Dans ces conditions, où madame X apparaît comme ayant été remplie de ses droits, la demande doit être rejetée.
Le jugement entrepris sera confirmé de ce chef.
Sur la demande de dommages et intérêts pour retard dans le paiement de la prévoyance :
Madame X demande à la cour de lui allouer à ce titre la somme de 1.000 € en invoquant le caractère abusif et dilatoire du retard avec lequel l’employeur lui a réglé les indemnités complémentaires servies par l’organisme de prévoyance au titre de son arrêt maladie ; elle souligne que ce versement n’a été effectif qu’en mars 2017 après plusieurs relances et de nombreux mois d’attente.
Toutefois au vu des éléments produits et des moyens débattus, il n’apparaît pas que l’employeur a agi de mauvaise foi ce dernier justifiant avoir dans un premier temps fait une appréciation erronée des droits de madame X, erreur qu’il a rectifiée en régularisant la situation après s’être rapproché de l’organisme payeur.
Dans ces conditions, l’abus n’étant pas caractérisé, la demande de dommages et intérêts doit par confirmation du jugement entrepris être rejetée.
Sur la demande de dommages et intérêts pour harcèlement moral et violation de l’obligation de sécurité :
Soutenant avoir été victime de harcèlement moral et faisant valoir l’absence de toute mesure de prévention ou propre à mettre un terme à cette situation ainsi que de toute prise en compte de la souffrance au travail qu’elle a dénoncée auprès de l’employeur, madame X demande à la cour de lui allouer la somme de 36.298 €.
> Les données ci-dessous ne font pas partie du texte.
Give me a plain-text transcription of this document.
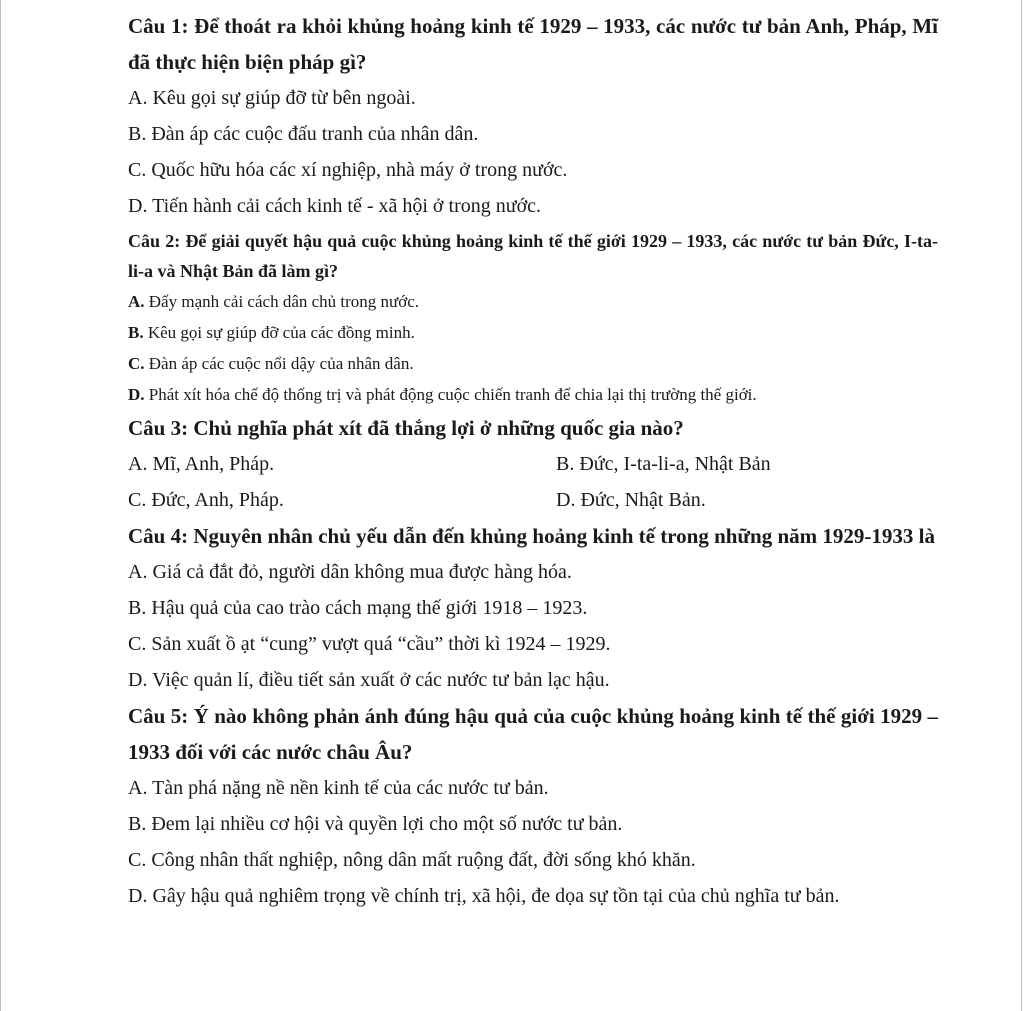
Câu 1: Để thoát ra khỏi khủng hoảng kinh tế 1929 – 1933, các nước tư bản Anh, Pháp, Mĩ đã thực hiện biện pháp gì?
A. Kêu gọi sự giúp đỡ từ bên ngoài.
B. Đàn áp các cuộc đấu tranh của nhân dân.
C. Quốc hữu hóa các xí nghiệp, nhà máy ở trong nước.
D. Tiến hành cải cách kinh tế - xã hội ở trong nước.
Câu 2: Để giải quyết hậu quả cuộc khủng hoảng kinh tế thế giới 1929 – 1933, các nước tư bản Đức, I-ta-li-a và Nhật Bản đã làm gì?
A. Đẩy mạnh cải cách dân chủ trong nước.
B. Kêu gọi sự giúp đỡ của các đồng minh.
C. Đàn áp các cuộc nổi dậy của nhân dân.
D. Phát xít hóa chế độ thống trị và phát động cuộc chiến tranh để chia lại thị trường thế giới.
Câu 3: Chủ nghĩa phát xít đã thắng lợi ở những quốc gia nào?
A. Mĩ, Anh, Pháp.	B. Đức, I-ta-li-a, Nhật Bản
C. Đức, Anh, Pháp.	D. Đức, Nhật Bản.
Câu 4: Nguyên nhân chủ yếu dẫn đến khủng hoảng kinh tế trong những năm 1929-1933 là
A. Giá cả đắt đỏ, người dân không mua được hàng hóa.
B. Hậu quả của cao trào cách mạng thế giới 1918 – 1923.
C. Sản xuất ồ ạt “cung” vượt quá “cầu” thời kì 1924 – 1929.
D. Việc quản lí, điều tiết sản xuất ở các nước tư bản lạc hậu.
Câu 5: Ý nào không phản ánh đúng hậu quả của cuộc khủng hoảng kinh tế thế giới 1929 – 1933 đối với các nước châu Âu?
A. Tàn phá nặng nề nền kinh tế của các nước tư bản.
B. Đem lại nhiều cơ hội và quyền lợi cho một số nước tư bản.
C. Công nhân thất nghiệp, nông dân mất ruộng đất, đời sống khó khăn.
D. Gây hậu quả nghiêm trọng về chính trị, xã hội, đe dọa sự tồn tại của chủ nghĩa tư bản.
Aux termes de l’article L.1152-1 du code du travail, aucun salarié ne doit subir les agissements répétés de harcèlement moral qui ont pour objet ou pour effet une dégradation de ses conditions de travail susceptible de porter atteinte à ses droits et à sa dignité, d’altérer sa santé physique ou mentale ou de compromettre son avenir professionnel.
Selon l’article L.1154-1 du même code dans sa version applicable au litige, le salarié a la charge de présenter des éléments de fait laissant supposer l’existence d’un harcèlement et il incombe ensuite à la partie défenderesse de prouver que les faits qui lui sont imputés ne sont pas constitutifs de harcèlement et qu’ils sont justifiés par des éléments objectifs étrangers à tout harcèlement.
Il résulte du premier de ces textes que les faits susceptibles de laisser présumer une situation de harcèlement moral au travail sont caractérisés, lorsqu’ils émanent de l’employeur, par des décisions, actes ou agissements répétés, révélateurs d’un abus d’autorité, ayant pour objet ou pour effet d’emporter une dégradation des conditions de travail du salarié dans des conditions susceptibles de porter atteinte à ses droits et à sa dignité, d’altérer sa santé physique ou mentale ou de compromettre son avenir professionnel.
Une situation de harcèlement moral se déduit ainsi essentiellement de la constatation d’une dégradation préjudiciable au salarié de ses conditions de travail consécutive à des agissements répétés de l’employeur révélateurs d’un exercice anormal et abusif par celui-ci de ses pouvoirs d’autorité, de direction, de contrôle et de sanction.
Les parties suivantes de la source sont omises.